Quel(s) regard(s) porte(nt) les jeunes sur les hommes et les femmes politique(s) ?
Difficile de dire ce qu’ils pensent de manière générale, et là encore, je ne suis pas certain qu’il y ait une réponse unique à apporter à votre question. Mais on ne peut pas nier que la critique facile et superficielle, l’opposition jeune/vieux, l’argument « votez pour moi parce que je suis jeune » pèse lourd dans la vision du monde qu’ont de nombreux jeunes. C’est en tout cas ce que laissent penser les parcours d’un Didier Robert ou d’une Vanessa Miranville. Le terme « jeune » brandi à tout bout de champ fait oublier l’essentiel, l’âge des idées. Or, entre un Paul Vergès pionnier des énergies vertes, d’un chemin de fer moderne, d’un rapport fraternel avec Madagascar et les Comores, et un Robert adepte du pétrole, anti-train, anti-géothermie, anti-langue créole, la jeunesse des idées est sans conteste du côté du premier. L’affichage et le jeunisme, ont aussi leurs limites, et l’efficacité de cette forme de démagogie est appelée, à mon avis, à s’émousser très rapidement… C’est déjà le cas pour les deux politiques cités.
Quelles ont été les grandes décisions politiques en faveur des jeunes, ces dernières années ?
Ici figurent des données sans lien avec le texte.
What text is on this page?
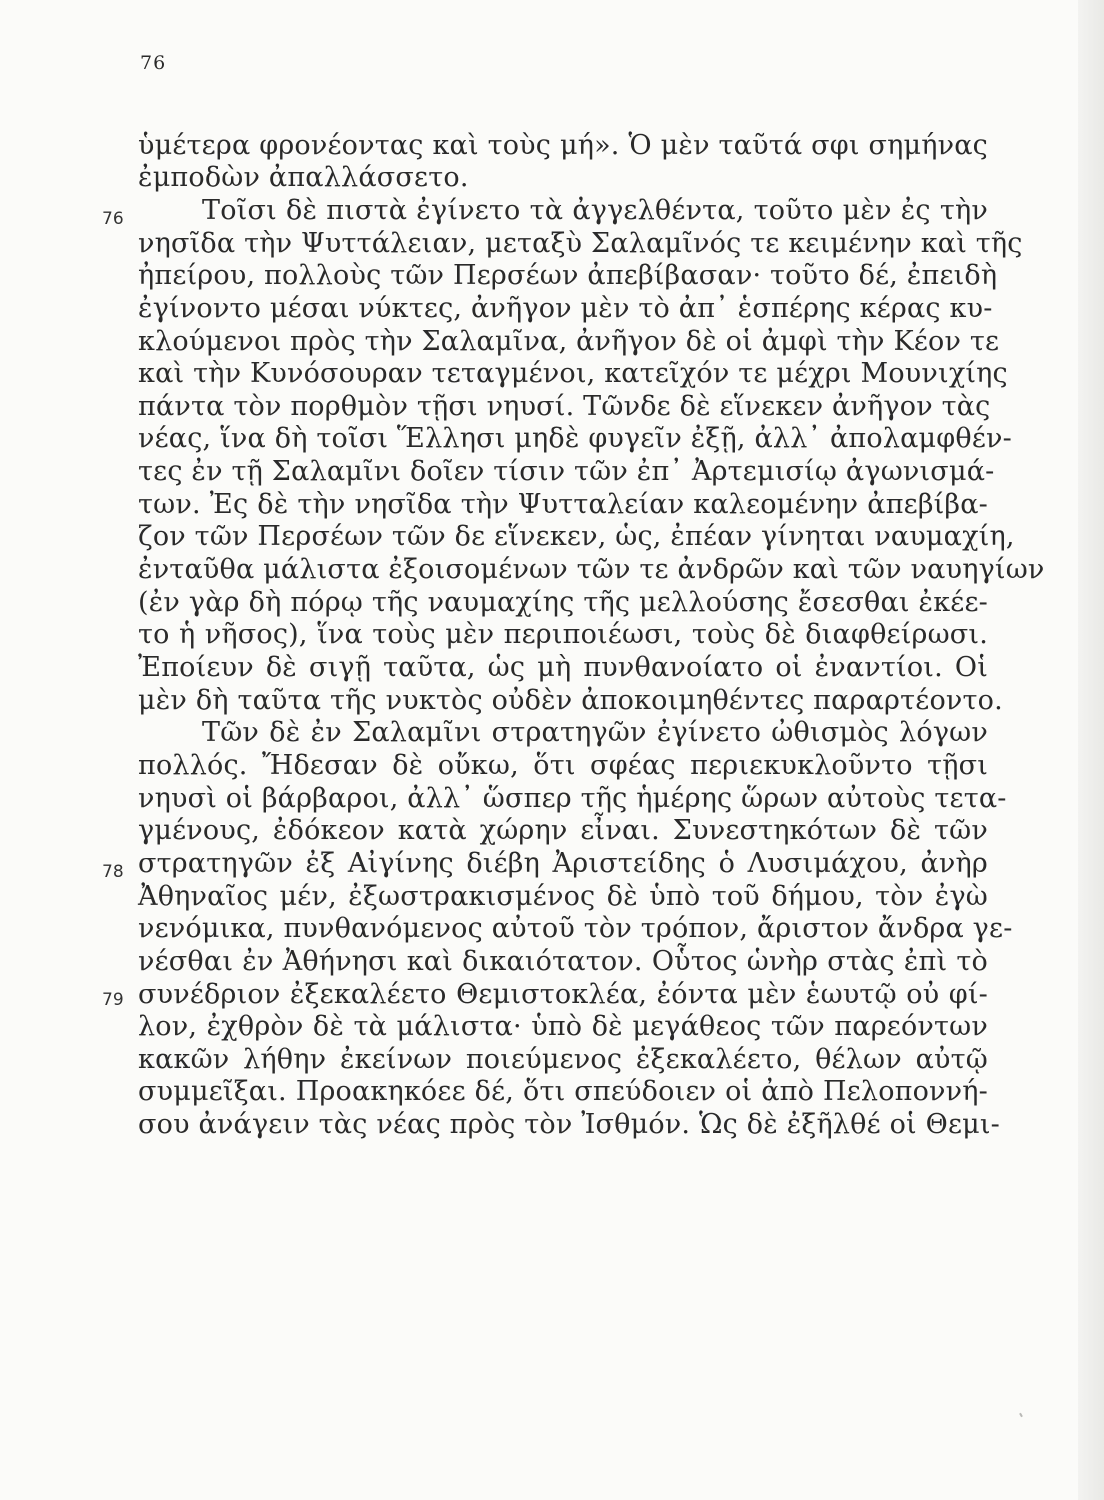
76
76
78
79
ὑμέτερα φρονέοντας καὶ τοὺς μή». Ὁ μὲν ταῦτά σφι σημήνας
ἐμποδὼν ἀπαλλάσσετο.
Τοῖσι δὲ πιστὰ ἐγίνετο τὰ ἀγγελθέντα, τοῦτο μὲν ἐς τὴν
νησῖδα τὴν Ψυττάλειαν, μεταξὺ Σαλαμῖνός τε κειμένην καὶ τῆς
ἠπείρου, πολλοὺς τῶν Περσέων ἀπεβίβασαν· τοῦτο δέ, ἐπειδὴ
ἐγίνοντο μέσαι νύκτες, ἀνῆγον μὲν τὸ ἀπ᾽ ἑσπέρης κέρας κυ-
κλούμενοι πρὸς τὴν Σαλαμῖνα, ἀνῆγον δὲ οἱ ἀμφὶ τὴν Κέον τε
καὶ τὴν Κυνόσουραν τεταγμένοι, κατεῖχόν τε μέχρι Μουνιχίης
πάντα τὸν πορθμὸν τῇσι νηυσί. Τῶνδε δὲ εἵνεκεν ἀνῆγον τὰς
νέας, ἵνα δὴ τοῖσι Ἕλλησι μηδὲ φυγεῖν ἐξῇ, ἀλλ᾽ ἀπολαμφθέν-
τες ἐν τῇ Σαλαμῖνι δοῖεν τίσιν τῶν ἐπ᾽ Ἀρτεμισίῳ ἀγωνισμά-
των. Ἐς δὲ τὴν νησῖδα τὴν Ψυτταλείαν καλεομένην ἀπεβίβα-
ζον τῶν Περσέων τῶν δε εἵνεκεν, ὡς, ἐπέαν γίνηται ναυμαχίη,
ἐνταῦθα μάλιστα ἐξοισομένων τῶν τε ἀνδρῶν καὶ τῶν ναυηγίων
(ἐν γὰρ δὴ πόρῳ τῆς ναυμαχίης τῆς μελλούσης ἔσεσθαι ἐκέε-
το ἡ νῆσος), ἵνα τοὺς μὲν περιποιέωσι, τοὺς δὲ διαφθείρωσι.
Ἐποίευν δὲ σιγῇ ταῦτα, ὡς μὴ πυνθανοίατο οἱ ἐναντίοι. Οἱ
μὲν δὴ ταῦτα τῆς νυκτὸς οὐδὲν ἀποκοιμηθέντες παραρτέοντο.
Τῶν δὲ ἐν Σαλαμῖνι στρατηγῶν ἐγίνετο ὠθισμὸς λόγων
πολλός. Ἤδεσαν δὲ οὔκω, ὅτι σφέας περιεκυκλοῦντο τῇσι
νηυσὶ οἱ βάρβαροι, ἀλλ᾽ ὥσπερ τῆς ἡμέρης ὥρων αὐτοὺς τετα-
γμένους, ἐδόκεον κατὰ χώρην εἶναι. Συνεστηκότων δὲ τῶν
στρατηγῶν ἐξ Αἰγίνης διέβη Ἀριστείδης ὁ Λυσιμάχου, ἀνὴρ
Ἀθηναῖος μέν, ἐξωστρακισμένος δὲ ὑπὸ τοῦ δήμου, τὸν ἐγὼ
νενόμικα, πυνθανόμενος αὐτοῦ τὸν τρόπον, ἄριστον ἄνδρα γε-
νέσθαι ἐν Ἀθήνησι καὶ δικαιότατον. Οὗτος ὡνὴρ στὰς ἐπὶ τὸ
συνέδριον ἐξεκαλέετο Θεμιστοκλέα, ἐόντα μὲν ἑωυτῷ οὐ φί-
λον, ἐχθρὸν δὲ τὰ μάλιστα· ὑπὸ δὲ μεγάθεος τῶν παρεόντων
κακῶν λήθην ἐκείνων ποιεύμενος ἐξεκαλέετο, θέλων αὐτῷ
συμμεῖξαι. Προακηκόεε δέ, ὅτι σπεύδοιεν οἱ ἀπὸ Πελοποννή-
σου ἀνάγειν τὰς νέας πρὸς τὸν Ἰσθμόν. Ὡς δὲ ἐξῆλθέ οἱ Θεμι-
Au niveau français, aucune. Je ne vois que contre-réformes et entreprises de précarisation systématique. Un certain essor de la recherche, de la culture et de l’éducation avait eu lieu au niveau régional, sous les deux mandatures Vergès. Mais il semble que l’on retourne en arrière à toute vitesse…
Quelles sont les attentes des jeunes aujourd'hui ?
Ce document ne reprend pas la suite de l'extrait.